About 450,000 children, or 55 percent of the refugee population, live in teeming settlements near the border with Myanmar after fleeing the destruction of villages where security forces and Buddhist mobs are accused of murder, looting and rape.

Afjurul Hoque Tutul, additional superintendent of police in Cox's Bazar, located near where the camps are based, said 11 checkpoints have been set up to help prevent children from leaving.

"If any Rohingya child is found working, then the owners will be punished," he said.

The IOM's findings, based on discussions with groups of long-term residents and recent arrivals as well as separate interviews by Reuters, have shown that life in the refugee camps is hardly better than life in Myanmar for Rohingya children.

The IOM said children have been targeted by labor agents and encouraged to work by their destitute parents, amid widespread malnutrition and poverty in the camps. Education opportunities are limited for children beyond third grade, and Rohingya boys and girls as young as seven years old confirmed working outside the settlements, according to the findings.

Boys work on farms, at construction sites and on fishing boats, as well as in tea shops and as rickshaw drivers, the IOM and Rohingya residents in the camp reported. Girls typically work as maids and nannies for Bangladeshi families, either in the nearby resort town of Cox's Bazar or in Chittagong, Bangladesh's second-largest city, about 150 kilometers (100 miles) from the camps.

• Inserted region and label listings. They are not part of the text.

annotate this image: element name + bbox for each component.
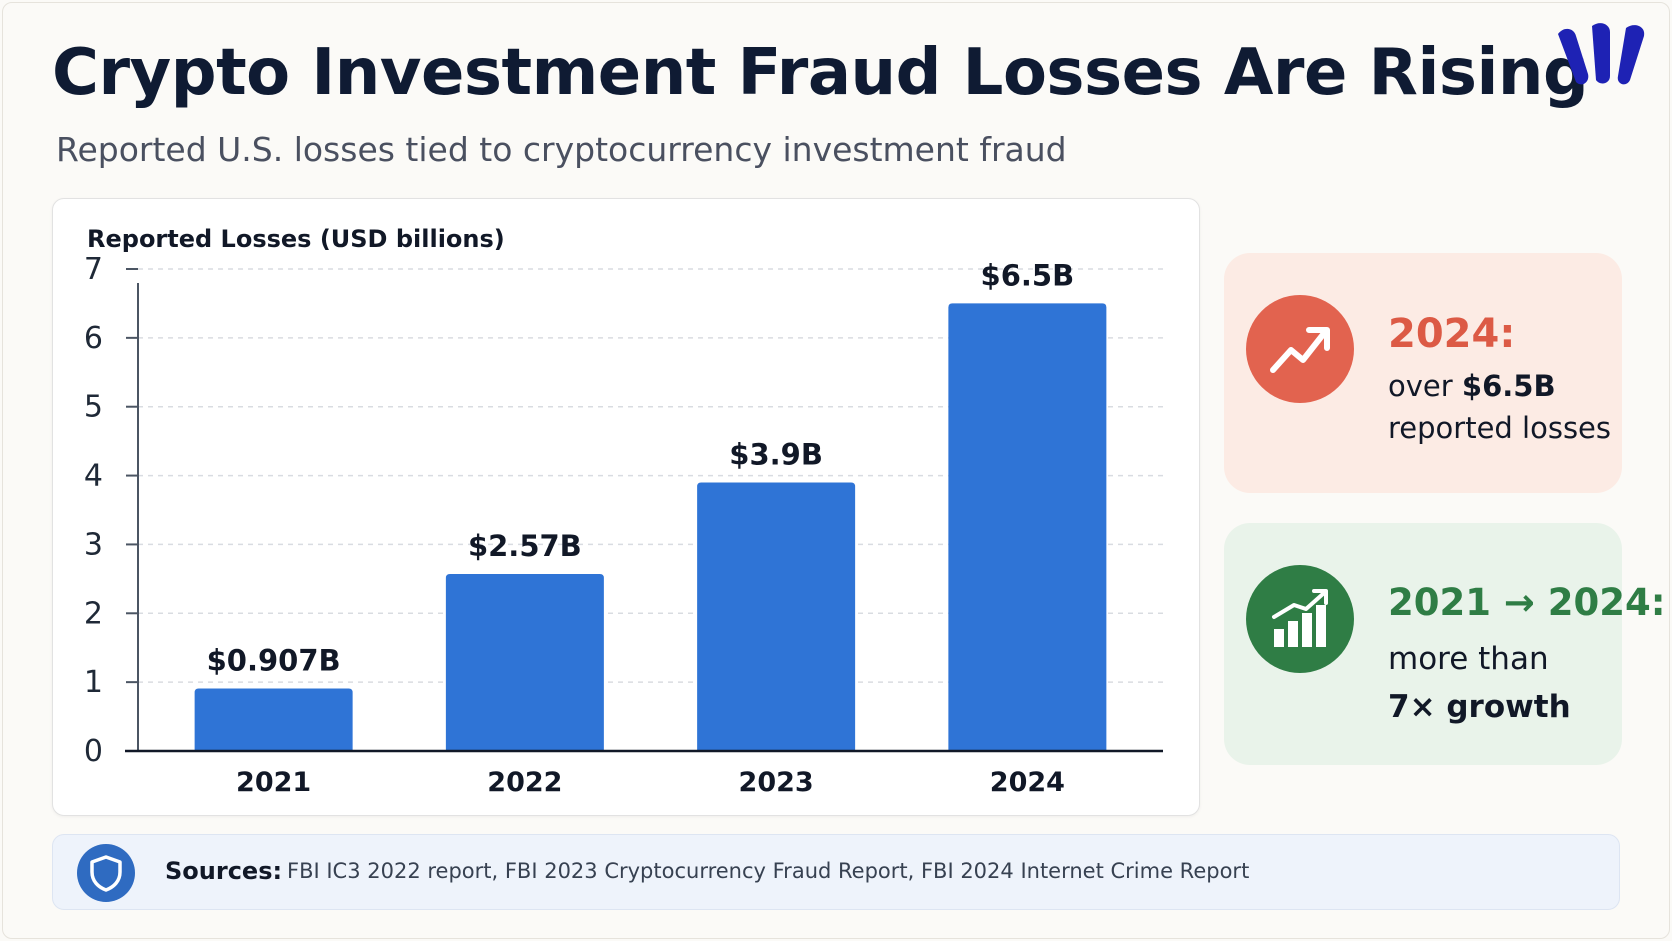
stat-body: more than 7× growth	[1388, 635, 1571, 731]
brand-logo-icon	[1558, 23, 1645, 85]
stat-body: over $6.5B reported losses	[1388, 365, 1611, 449]
stat-card-growth: 2021 → 2024: more than 7× growth	[1224, 523, 1666, 765]
stat-growth: 7× growth	[1388, 689, 1571, 725]
bar-chart: Reported Losses (USD billions) 01234567 …	[84, 225, 1163, 798]
x-tick-label-2022: 2022	[487, 767, 562, 798]
stat-amount: $6.5B	[1461, 369, 1556, 403]
stat-card-2024: 2024: over $6.5B reported losses	[1224, 253, 1622, 493]
page-subtitle: Reported U.S. losses tied to cryptocurre…	[56, 130, 1067, 169]
x-tick-label-2021: 2021	[236, 767, 311, 798]
sources-bar: Sources: FBI IC3 2022 report, FBI 2023 C…	[52, 834, 1620, 910]
y-tick-label: 3	[84, 527, 103, 562]
shield-icon	[77, 844, 135, 902]
bars	[194, 303, 1107, 751]
trend-up-icon	[1246, 295, 1354, 403]
data-label-2022: $2.57B	[468, 529, 582, 563]
y-tick-label: 1	[84, 665, 103, 700]
data-label-2021: $0.907B	[207, 644, 341, 678]
page-title: Crypto Investment Fraud Losses Are Risin…	[52, 36, 1589, 110]
stat-heading: 2024:	[1388, 311, 1516, 357]
bar-2023	[697, 482, 856, 751]
y-tick-label: 7	[84, 252, 103, 287]
data-label-2023: $3.9B	[729, 437, 823, 471]
bar-2021	[194, 688, 353, 751]
data-label-2024: $6.5B	[981, 258, 1075, 292]
y-tick-label: 2	[84, 596, 103, 631]
bar-2024	[948, 303, 1107, 751]
data-labels: $0.907B $2.57B $3.9B $6.5B	[207, 258, 1075, 677]
stat-line: more than	[1388, 641, 1549, 677]
stat-line-prefix: over	[1388, 369, 1462, 403]
x-tick-labels: 2021 2022 2023 2024	[236, 767, 1065, 798]
stat-line: reported losses	[1388, 411, 1612, 445]
bar-growth-icon	[1246, 565, 1354, 673]
y-tick-label: 6	[84, 321, 103, 356]
y-tick-label: 0	[84, 734, 103, 769]
sources-label: Sources:	[165, 857, 283, 885]
stat-heading: 2021 → 2024:	[1388, 581, 1666, 624]
y-axis-title: Reported Losses (USD billions)	[87, 225, 505, 253]
y-tick-labels: 0 1 2 3 4 5 6 7	[84, 252, 138, 769]
y-tick-label: 5	[84, 390, 103, 425]
sources-text: FBI IC3 2022 report, FBI 2023 Cryptocurr…	[287, 859, 1250, 883]
x-tick-label-2024: 2024	[990, 767, 1065, 798]
x-tick-label-2023: 2023	[739, 767, 814, 798]
bar-2022	[445, 574, 604, 751]
y-tick-label: 4	[84, 459, 103, 494]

Throughout Bangladesh's refugee settlements, Reuters saw children wandering down muddy streets aimlessly and alone, or sitting listlessly outside tents. Many children were begging along the roadsides. The Inter Sector Coordination Group, which oversees U.N. agencies and charities, said this month it had documented 2,462 unaccompanied and separated children in the camps. The actual number was "likely to be far higher," it said.

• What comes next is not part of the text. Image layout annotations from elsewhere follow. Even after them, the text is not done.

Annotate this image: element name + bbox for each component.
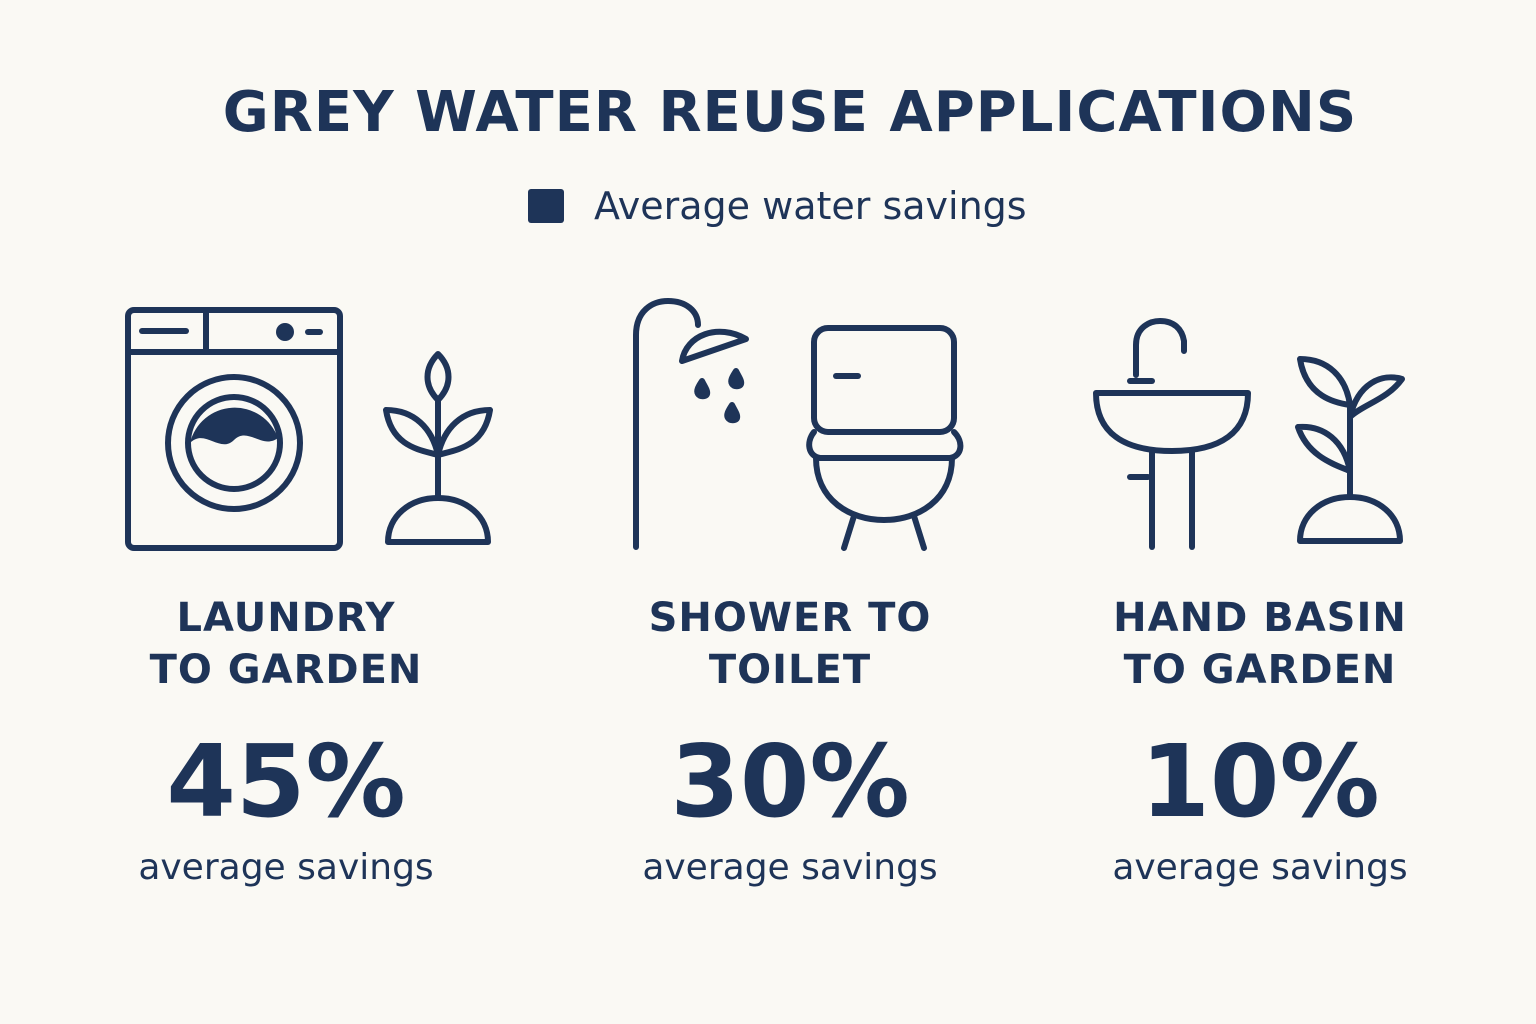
item-label-line2: TOILET bbox=[708, 647, 872, 693]
item-label: HAND BASIN TO GARDEN bbox=[1010, 592, 1510, 696]
item-label: SHOWER TO TOILET bbox=[540, 592, 1040, 696]
item-value: 30% bbox=[670, 723, 910, 840]
sink-icon bbox=[1093, 318, 1251, 550]
shower-icon bbox=[633, 298, 749, 550]
plant-icon bbox=[383, 351, 493, 545]
legend-label: Average water savings bbox=[594, 184, 1027, 228]
item-value: 45% bbox=[166, 723, 406, 840]
item-value: 10% bbox=[1140, 723, 1380, 840]
toilet-icon bbox=[806, 325, 964, 551]
item-label: LAUNDRY TO GARDEN bbox=[36, 592, 536, 696]
item-laundry-to-garden: LAUNDRY TO GARDEN 45% average savings bbox=[36, 592, 536, 890]
item-sub-label: average savings bbox=[138, 847, 434, 888]
legend-swatch bbox=[528, 189, 564, 223]
item-label-line1: LAUNDRY bbox=[176, 595, 396, 641]
item-hand-basin-to-garden: HAND BASIN TO GARDEN 10% average savings bbox=[1010, 592, 1510, 890]
item-label-line2: TO GARDEN bbox=[149, 647, 423, 693]
item-shower-to-toilet: SHOWER TO TOILET 30% average savings bbox=[540, 592, 1040, 890]
item-label-line2: TO GARDEN bbox=[1123, 647, 1397, 693]
item-sub-label: average savings bbox=[642, 847, 938, 888]
legend: Average water savings bbox=[528, 184, 1027, 228]
item-sub-label: average savings bbox=[1112, 847, 1408, 888]
washing-machine-icon bbox=[125, 307, 343, 551]
plant-icon bbox=[1295, 356, 1405, 544]
item-label-line1: HAND BASIN bbox=[1113, 595, 1407, 641]
item-label-line1: SHOWER TO bbox=[648, 595, 932, 641]
page-title: GREY WATER REUSE APPLICATIONS bbox=[222, 80, 1358, 145]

Although Rohingya Muslims have lived in Myanmar for decades, the country's Buddhist majority still sees them as invaders from Bangladesh. The government denies them basic rights, and the U.N. has called them the most persecuted minority in the world. Since August alone, after their homes were torched by Buddhist mobs and soldiers, more than 600,000 Rohingya have risked their lives fleeing to Bangladesh.

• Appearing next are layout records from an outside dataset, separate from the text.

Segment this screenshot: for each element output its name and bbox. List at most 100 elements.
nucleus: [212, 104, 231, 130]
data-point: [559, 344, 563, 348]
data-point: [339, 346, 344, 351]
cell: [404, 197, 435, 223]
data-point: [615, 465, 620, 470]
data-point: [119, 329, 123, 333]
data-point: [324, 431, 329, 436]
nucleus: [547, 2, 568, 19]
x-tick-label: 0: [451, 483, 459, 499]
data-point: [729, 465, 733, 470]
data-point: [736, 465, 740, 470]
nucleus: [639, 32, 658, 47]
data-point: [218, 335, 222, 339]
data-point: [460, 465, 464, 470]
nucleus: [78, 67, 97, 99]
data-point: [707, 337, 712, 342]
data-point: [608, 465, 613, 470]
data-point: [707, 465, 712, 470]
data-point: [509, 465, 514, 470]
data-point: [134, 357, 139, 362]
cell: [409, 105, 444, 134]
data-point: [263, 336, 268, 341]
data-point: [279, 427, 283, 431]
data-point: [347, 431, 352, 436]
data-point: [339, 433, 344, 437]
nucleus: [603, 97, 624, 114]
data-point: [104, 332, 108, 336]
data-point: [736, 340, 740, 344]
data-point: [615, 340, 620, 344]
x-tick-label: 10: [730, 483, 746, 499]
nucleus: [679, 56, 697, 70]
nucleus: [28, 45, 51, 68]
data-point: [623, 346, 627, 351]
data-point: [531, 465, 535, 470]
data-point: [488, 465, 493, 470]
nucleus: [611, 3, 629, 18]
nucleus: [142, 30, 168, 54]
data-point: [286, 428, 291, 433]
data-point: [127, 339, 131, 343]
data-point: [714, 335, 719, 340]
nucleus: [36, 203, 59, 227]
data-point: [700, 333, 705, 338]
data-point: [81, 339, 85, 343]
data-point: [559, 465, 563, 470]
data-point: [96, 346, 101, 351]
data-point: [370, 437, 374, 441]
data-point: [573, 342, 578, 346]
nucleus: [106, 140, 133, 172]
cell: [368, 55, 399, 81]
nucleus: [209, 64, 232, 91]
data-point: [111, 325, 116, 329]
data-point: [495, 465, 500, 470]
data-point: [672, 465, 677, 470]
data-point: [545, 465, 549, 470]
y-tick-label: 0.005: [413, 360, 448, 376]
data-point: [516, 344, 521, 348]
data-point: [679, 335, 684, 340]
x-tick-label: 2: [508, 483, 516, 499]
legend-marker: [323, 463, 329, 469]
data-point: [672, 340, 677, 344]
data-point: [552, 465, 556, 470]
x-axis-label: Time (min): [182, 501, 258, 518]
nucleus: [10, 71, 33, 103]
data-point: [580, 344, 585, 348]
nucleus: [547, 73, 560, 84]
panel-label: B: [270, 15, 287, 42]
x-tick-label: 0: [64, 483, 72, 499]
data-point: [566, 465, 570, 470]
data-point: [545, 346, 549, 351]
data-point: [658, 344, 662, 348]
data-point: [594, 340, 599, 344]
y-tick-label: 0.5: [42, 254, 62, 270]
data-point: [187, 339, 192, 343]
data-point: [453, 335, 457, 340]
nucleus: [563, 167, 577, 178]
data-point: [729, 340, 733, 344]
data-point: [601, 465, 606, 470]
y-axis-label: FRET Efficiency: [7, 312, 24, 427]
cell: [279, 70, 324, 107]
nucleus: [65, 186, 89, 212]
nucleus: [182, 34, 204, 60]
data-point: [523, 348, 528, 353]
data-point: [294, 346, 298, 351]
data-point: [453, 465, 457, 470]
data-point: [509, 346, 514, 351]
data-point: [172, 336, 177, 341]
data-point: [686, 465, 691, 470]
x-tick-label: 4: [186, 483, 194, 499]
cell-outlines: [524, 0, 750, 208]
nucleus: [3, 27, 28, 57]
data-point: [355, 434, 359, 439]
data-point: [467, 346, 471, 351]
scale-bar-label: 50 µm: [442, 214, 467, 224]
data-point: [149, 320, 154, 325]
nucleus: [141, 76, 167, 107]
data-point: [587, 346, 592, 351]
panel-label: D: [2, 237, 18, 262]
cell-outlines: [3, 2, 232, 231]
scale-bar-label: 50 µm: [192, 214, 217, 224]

The initial condemnations were "important," Sarah Margon of the organization Human Rights Watch (HRW) told AFP, "But they stopped, and there has been very little concrete action since then." She called for targeted economic sanctions for bringing an end to "some of the most brutal and horrific atrocities that have been seen in years."

U.S. Secretary of State Rex Tillerson plans to travel to Myanmar on Wednesday to meet Suu Kyi, the nation's leader, as well as army chief General Min Aung Hlaing. A U.S. State Department official responsible for refugee and migration issues Simon Henshaw recently returned from visiting the overflowing refugee camps in Bangladesh, saying the scene in the camps was "shocking." "The scale of the refugee crisis is immense," he said, adding: "The conditions are tough. People are suffering."